In 2015, NASA announced that it had “the best evidence yet” for water flowing on the surface of Mars: Dark, apparently damp streaks spotted on the Red Planet contained salts associated with liquid water.
“Mark Watney could have taken advantage of this discovery,” he told The Washington Post at the time, referring to the central character of the movie “The Martian.” Others suggested that the streaks might harbor microbial life.
But then U.S. Geological Survey scientists — those notorious crushers of dreams — decided to take a look. In a study published Monday in the journal Nature Geoscience, the USGS says that those promising streaks are merely marks made by flowing sand or dust.
“This new understanding . . . supports other evidence that shows that Mars today is very dry,” lead author Colin Dundas said in a news release.
The finding is the latest disappointment for scientists who hoped that the streaks, technically called “recurring slope lineae,” might indicate that Mars isn't quite the desolate desert wasteland it's commonly made out to be.
While the RSL weren't ever direct evidence of water, they seemed like a strong indicator. Scientists had noticed that the streaks grew and shrank in response to the seasons — almost as if salty water was being heated by the sun and then flowing down ridges and hills. Not only that, but the streaks contained perchlorates — molecules that help water stay liquid over a broader range of temperatures.
But when Dundas and his colleagues examined images of dozens of RSL at multiple sites, they found the “streaks” didn't behave like flowing water.
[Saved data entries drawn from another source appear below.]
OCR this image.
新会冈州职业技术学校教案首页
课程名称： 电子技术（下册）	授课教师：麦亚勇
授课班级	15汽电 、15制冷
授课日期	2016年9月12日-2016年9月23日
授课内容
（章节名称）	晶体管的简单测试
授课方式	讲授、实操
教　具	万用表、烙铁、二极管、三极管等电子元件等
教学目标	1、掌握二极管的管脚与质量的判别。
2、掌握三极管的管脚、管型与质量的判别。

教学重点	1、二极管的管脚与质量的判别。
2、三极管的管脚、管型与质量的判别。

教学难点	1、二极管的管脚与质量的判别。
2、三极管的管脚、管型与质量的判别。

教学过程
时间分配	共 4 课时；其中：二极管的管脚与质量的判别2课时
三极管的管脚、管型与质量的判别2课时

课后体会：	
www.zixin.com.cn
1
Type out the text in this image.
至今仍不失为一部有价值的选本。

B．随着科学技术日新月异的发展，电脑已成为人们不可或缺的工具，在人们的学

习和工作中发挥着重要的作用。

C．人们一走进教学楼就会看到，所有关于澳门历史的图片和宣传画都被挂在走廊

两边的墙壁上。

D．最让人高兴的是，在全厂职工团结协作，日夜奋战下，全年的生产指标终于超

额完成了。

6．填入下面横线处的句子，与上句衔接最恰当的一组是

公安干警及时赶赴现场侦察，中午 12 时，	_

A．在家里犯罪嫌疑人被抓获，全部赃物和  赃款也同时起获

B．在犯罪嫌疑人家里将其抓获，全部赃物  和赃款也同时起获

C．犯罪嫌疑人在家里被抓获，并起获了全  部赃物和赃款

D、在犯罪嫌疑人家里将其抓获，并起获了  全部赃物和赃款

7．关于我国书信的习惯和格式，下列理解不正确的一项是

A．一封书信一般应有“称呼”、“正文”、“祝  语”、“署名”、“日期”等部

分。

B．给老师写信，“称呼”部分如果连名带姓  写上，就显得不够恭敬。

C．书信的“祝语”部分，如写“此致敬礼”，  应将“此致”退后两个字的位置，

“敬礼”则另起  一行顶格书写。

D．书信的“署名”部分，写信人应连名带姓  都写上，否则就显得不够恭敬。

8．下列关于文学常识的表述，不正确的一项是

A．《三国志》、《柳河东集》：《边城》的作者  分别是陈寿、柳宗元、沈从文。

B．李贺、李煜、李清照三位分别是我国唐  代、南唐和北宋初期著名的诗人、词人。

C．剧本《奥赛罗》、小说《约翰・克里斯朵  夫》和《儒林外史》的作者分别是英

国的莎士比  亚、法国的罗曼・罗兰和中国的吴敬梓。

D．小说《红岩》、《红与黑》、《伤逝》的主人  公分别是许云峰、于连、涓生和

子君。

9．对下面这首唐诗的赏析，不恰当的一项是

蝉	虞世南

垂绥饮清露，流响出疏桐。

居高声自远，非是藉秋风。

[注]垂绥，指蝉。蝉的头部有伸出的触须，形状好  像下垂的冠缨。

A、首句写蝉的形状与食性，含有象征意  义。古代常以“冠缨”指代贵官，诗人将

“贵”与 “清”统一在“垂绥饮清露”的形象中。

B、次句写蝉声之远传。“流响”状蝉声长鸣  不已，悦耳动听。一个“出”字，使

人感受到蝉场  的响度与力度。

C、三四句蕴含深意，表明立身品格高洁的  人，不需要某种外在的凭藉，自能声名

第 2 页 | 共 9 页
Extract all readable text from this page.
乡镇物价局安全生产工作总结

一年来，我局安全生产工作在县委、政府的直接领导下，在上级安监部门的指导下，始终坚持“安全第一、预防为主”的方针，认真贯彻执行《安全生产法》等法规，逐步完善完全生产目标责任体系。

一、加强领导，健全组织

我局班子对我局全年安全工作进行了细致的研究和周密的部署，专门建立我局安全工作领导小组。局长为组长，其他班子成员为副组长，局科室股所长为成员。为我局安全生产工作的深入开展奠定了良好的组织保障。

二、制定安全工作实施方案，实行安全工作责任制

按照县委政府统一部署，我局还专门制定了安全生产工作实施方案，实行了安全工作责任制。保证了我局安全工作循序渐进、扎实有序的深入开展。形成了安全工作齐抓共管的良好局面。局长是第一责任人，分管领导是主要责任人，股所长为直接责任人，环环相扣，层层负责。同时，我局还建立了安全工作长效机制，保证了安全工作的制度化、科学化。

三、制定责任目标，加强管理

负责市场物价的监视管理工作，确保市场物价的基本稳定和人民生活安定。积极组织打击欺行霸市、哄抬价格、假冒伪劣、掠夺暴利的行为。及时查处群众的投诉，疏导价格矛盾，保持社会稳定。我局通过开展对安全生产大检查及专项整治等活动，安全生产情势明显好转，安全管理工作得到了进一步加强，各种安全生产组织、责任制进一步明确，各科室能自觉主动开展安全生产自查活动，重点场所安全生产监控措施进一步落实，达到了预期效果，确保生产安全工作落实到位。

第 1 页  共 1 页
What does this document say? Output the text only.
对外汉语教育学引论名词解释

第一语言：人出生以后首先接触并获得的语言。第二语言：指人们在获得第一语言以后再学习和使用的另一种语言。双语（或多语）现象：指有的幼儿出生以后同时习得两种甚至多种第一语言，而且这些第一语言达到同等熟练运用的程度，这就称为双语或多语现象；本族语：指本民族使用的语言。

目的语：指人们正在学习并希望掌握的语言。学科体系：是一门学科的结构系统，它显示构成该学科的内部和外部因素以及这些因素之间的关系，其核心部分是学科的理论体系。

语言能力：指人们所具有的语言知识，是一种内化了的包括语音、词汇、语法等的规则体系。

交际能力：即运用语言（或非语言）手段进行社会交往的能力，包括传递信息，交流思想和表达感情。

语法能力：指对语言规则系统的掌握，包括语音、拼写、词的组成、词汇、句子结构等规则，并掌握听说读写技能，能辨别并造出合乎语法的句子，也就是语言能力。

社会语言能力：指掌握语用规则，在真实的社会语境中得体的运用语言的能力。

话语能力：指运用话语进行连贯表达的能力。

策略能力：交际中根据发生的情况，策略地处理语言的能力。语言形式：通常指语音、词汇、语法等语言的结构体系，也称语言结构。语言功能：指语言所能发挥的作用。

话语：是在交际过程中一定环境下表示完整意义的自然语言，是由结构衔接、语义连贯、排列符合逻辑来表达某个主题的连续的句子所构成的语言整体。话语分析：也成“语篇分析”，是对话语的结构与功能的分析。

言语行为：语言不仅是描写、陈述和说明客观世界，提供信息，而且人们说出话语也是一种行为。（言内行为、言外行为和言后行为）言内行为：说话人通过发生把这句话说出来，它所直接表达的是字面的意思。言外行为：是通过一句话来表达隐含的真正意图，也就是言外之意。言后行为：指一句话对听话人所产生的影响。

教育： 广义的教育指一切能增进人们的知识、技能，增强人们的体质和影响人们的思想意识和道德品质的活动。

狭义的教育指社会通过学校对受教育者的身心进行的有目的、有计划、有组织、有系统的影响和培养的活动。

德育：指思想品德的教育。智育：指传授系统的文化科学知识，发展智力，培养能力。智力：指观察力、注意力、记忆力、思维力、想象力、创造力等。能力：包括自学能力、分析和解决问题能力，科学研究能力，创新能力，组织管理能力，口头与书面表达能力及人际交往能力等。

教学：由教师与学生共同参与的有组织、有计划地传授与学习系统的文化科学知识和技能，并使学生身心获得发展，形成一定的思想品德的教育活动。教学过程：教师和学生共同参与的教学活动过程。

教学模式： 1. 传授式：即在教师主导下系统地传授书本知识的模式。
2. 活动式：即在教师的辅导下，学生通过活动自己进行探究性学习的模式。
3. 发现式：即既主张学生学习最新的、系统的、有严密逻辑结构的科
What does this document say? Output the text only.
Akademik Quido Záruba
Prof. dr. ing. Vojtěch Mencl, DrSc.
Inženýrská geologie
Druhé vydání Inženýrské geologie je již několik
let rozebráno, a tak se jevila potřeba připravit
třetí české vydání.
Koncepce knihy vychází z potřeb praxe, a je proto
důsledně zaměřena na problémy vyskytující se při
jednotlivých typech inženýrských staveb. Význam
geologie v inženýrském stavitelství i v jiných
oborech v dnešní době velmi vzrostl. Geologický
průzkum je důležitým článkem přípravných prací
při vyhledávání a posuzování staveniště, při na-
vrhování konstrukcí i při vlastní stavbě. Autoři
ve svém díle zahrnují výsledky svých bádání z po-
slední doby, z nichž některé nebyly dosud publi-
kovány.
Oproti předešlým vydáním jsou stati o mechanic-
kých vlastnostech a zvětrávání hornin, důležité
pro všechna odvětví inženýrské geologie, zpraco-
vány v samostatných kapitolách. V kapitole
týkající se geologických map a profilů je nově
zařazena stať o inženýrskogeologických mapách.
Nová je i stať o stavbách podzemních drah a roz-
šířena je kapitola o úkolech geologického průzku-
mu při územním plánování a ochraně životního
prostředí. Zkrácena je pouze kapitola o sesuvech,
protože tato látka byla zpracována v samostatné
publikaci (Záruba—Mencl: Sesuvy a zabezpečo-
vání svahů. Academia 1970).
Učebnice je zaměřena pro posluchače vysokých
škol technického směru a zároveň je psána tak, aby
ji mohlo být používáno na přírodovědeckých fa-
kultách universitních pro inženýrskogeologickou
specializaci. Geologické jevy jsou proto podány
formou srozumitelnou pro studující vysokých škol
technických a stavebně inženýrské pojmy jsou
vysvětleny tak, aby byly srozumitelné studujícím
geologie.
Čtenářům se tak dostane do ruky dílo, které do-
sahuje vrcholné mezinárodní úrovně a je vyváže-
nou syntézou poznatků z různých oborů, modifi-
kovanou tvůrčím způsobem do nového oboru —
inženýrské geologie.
For one thing, they existed only at the tops of very steep slopes. For another, the streaks all seemed to end when their slopes matched the dynamic “angle of repose” — the steepest angle at which a given material can be piled without slumping.
If you've ever tried to build a sand castle, you're familiar with this concept. It's why dry sand — which has a very shallow angle of repose — tends to slide out of shape, but wet sand — with a steeper angle of repose — can be piled into towers and turrets.
“The RSL don't flow onto shallower slopes, and the lengths of these are so closely correlated with the dynamic angle of repose, it can't be a coincidence,” co-author Alfred McEwen of the University of Arizona in Tucson told Phys.org. McEwen is the principle investigator for HiRISE, a camera on the Mars Reconnaissance Orbiter that was used to image the RSLs.
The RSL aren't created by water, Dundas and McEwen concluded. Instead, they resemble the markings left by dry grains that slide down the sides of a sad, slumping sand castle.
This doesn't mean there's no water whatsoever in the RSL, they write. The tendency for these streaks to appear in warm seasons, along with the presence of perchlorates, suggest that water might help the streaks form. “However, liquid water volumes may be small or zero,” the authors say.
That fits with a study published last year in the journal Geophysical Research Letters that found the streaks could contain no more than 3 percent liquid water — making them little more than mildly damp, slightly salty dirt.
Mars's weird streaks probably couldn't keep an astronaut alive, and they probably aren't home to tiny alien organisms. But they're still worth studying, McEwen said.
“RSL probably form by some mechanism that is unique to the environment of Mars,” he told Phys.org, “so they represent an opportunity to learn about how Mars behaves, which is important for future surface exploration.”